Düsseldorf - Um 8 Uhr morgens soll am Dienstag eigentlich der Lokführer-Streik starten. Doch kurz zuvor will die Bahn die Aktion mit juristischen Mitteln noch stoppen: Ein Konzernsprecher sagte am Abend, das Gericht werde um 7.15 Uhr eine bundesweit gültige Entscheidung für den Fern- und Güterverkehr fällen, um 7.40 Uhr für den Regionalverkehr.
Wie das Urteil ausfallen soll, daran lässt die Bahn keinen Zweifel - nämlich genauso wie am Montagabend, als das Arbeitsgericht Düsseldorf zunächst über die geplante Arbeitsniederlegung in Nordrhein-Westfalen entschied. Es untersagte die Warnstreiks in dem Bundesland per einstweiliger Verfügung. Die Bahn geht nun davon aus, dass das Gericht diese Position bestätigt.
Die Gewerkschaft Deutscher Lokomotivführer (GDL) dagegen bereitete am Abend weiter die Streiks vor. Bis zum späten Abend konnte nicht geklärt werden, ob Lokführer außerhalb Nordrhein-Westfalens streiken würden, wenn es nur bei der Sperre für das Bundesland bliebe.
Die GDL hatte zum zweiten Mal binnen sieben Tagen zu bundesweiten Warnstreiks aufgerufen.
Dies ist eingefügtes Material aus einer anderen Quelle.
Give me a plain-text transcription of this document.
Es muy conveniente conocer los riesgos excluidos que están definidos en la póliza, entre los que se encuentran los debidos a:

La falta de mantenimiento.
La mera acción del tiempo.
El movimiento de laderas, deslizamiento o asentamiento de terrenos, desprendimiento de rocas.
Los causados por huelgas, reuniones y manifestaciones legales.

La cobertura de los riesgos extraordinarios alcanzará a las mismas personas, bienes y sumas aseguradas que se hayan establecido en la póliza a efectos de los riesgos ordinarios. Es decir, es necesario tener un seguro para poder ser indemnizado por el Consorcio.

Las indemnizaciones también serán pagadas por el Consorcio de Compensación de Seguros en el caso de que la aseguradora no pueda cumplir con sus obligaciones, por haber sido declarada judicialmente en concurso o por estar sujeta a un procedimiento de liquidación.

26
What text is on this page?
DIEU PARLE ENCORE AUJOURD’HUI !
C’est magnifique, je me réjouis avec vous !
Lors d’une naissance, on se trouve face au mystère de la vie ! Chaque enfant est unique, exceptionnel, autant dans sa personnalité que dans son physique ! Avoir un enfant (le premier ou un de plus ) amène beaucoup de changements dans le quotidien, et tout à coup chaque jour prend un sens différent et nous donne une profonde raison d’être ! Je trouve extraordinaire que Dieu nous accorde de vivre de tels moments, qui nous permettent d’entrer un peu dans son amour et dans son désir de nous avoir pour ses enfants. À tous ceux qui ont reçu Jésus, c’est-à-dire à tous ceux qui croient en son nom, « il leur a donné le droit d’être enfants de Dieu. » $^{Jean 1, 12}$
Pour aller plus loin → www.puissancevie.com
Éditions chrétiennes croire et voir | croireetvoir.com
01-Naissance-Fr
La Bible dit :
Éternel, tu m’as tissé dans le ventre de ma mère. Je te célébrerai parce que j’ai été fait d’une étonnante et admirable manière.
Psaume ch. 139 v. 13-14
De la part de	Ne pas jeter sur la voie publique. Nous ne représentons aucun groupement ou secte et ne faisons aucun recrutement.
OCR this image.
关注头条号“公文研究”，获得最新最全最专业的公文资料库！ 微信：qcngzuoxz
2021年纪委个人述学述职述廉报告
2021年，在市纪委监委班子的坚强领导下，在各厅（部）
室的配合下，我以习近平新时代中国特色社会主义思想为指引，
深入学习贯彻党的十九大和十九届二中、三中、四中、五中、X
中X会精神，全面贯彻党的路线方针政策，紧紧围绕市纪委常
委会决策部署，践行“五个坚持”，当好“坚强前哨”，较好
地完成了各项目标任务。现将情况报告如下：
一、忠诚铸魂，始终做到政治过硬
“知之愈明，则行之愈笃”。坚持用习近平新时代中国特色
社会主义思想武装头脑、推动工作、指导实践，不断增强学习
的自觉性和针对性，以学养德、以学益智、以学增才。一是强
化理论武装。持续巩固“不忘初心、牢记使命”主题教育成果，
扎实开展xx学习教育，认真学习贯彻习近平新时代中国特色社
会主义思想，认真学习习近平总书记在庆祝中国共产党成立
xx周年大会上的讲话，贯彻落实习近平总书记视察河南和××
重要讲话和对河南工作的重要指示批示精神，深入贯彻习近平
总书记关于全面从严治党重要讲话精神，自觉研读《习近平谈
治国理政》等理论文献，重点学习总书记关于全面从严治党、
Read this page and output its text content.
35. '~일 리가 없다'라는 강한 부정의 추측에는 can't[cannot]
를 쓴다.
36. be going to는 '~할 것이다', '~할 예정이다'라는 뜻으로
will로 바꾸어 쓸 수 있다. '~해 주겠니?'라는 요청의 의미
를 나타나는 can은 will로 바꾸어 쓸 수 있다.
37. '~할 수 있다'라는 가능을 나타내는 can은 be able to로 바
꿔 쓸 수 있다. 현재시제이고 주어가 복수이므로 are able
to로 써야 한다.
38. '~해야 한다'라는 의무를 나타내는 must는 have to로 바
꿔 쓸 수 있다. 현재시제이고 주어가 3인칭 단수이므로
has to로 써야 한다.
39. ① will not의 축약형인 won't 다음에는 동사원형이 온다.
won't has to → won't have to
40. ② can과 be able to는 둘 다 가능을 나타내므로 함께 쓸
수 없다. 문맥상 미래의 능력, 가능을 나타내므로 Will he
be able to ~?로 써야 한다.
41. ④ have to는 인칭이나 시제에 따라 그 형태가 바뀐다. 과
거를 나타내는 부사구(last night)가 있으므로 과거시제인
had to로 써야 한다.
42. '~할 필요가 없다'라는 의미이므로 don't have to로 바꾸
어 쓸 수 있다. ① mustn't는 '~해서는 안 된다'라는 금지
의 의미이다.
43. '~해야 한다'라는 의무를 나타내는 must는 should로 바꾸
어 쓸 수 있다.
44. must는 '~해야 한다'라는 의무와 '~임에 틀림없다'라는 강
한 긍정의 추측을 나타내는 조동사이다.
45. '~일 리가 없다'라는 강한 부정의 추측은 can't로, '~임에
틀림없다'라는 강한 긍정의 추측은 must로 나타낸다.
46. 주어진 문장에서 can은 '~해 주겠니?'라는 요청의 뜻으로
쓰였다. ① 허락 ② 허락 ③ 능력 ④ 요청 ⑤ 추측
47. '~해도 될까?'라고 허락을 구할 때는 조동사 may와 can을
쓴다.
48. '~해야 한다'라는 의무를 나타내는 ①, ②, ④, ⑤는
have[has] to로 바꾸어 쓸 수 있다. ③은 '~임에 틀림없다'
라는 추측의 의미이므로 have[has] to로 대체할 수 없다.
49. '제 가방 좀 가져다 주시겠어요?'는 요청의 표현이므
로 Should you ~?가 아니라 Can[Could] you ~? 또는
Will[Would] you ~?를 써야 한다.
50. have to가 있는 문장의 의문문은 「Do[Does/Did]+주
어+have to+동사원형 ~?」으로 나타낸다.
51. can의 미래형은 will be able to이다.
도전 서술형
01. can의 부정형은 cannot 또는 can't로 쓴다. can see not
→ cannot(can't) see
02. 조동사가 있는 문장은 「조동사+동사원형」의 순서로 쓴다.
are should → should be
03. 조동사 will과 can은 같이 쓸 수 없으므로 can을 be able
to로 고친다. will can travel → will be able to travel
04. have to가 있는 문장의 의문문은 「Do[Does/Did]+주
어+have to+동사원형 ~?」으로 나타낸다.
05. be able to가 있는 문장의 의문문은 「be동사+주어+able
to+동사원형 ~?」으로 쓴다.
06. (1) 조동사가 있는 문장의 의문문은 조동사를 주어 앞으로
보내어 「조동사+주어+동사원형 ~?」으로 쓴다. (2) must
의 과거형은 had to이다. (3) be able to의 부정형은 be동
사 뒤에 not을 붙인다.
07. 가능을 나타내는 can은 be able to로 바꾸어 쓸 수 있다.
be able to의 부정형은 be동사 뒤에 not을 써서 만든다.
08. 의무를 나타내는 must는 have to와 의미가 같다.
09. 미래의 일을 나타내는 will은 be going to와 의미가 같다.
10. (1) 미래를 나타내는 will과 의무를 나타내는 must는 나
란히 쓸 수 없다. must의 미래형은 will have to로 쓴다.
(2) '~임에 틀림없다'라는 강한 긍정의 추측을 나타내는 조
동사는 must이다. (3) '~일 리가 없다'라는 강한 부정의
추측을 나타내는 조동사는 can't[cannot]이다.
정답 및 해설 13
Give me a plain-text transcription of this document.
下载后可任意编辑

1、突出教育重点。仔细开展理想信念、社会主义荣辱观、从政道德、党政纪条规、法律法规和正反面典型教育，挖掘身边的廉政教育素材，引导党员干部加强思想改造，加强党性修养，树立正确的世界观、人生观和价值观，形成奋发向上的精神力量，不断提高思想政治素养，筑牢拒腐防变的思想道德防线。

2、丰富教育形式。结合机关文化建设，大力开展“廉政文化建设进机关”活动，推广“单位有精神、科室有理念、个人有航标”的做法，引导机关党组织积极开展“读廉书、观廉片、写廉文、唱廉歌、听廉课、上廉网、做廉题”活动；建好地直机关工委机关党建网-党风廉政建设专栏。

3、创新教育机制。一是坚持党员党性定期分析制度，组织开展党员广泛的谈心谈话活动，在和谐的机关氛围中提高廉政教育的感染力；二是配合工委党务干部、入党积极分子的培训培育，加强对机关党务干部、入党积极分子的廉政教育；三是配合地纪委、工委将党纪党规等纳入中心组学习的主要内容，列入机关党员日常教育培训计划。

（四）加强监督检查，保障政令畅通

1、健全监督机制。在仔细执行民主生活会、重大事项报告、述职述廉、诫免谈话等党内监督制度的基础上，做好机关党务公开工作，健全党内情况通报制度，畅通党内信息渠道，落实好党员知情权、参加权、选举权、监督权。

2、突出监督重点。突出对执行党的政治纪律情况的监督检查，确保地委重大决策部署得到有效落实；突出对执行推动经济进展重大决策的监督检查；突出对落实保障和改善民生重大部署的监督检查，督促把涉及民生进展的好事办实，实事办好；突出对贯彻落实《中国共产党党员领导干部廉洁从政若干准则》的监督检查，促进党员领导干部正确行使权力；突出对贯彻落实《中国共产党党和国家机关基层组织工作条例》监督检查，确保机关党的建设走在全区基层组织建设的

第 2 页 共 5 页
Davon sollten der Fern-, Nah- und Güterverkehr sowie die S-Bahnen in Großstädten wie Hamburg, Berlin, Frankfurt, München und Stuttgart betroffen sein. Die Bahn hatte vor Gericht argumentiert, dies gehe viel zu weit. "Wer nicht einmal Verhandlungsangebote annimmt und dann schon Warnstreiks auf dem Rücken der Kunden austrägt, verhält sich verantwortungslos", sagte Personalvorstand Margret Suckale.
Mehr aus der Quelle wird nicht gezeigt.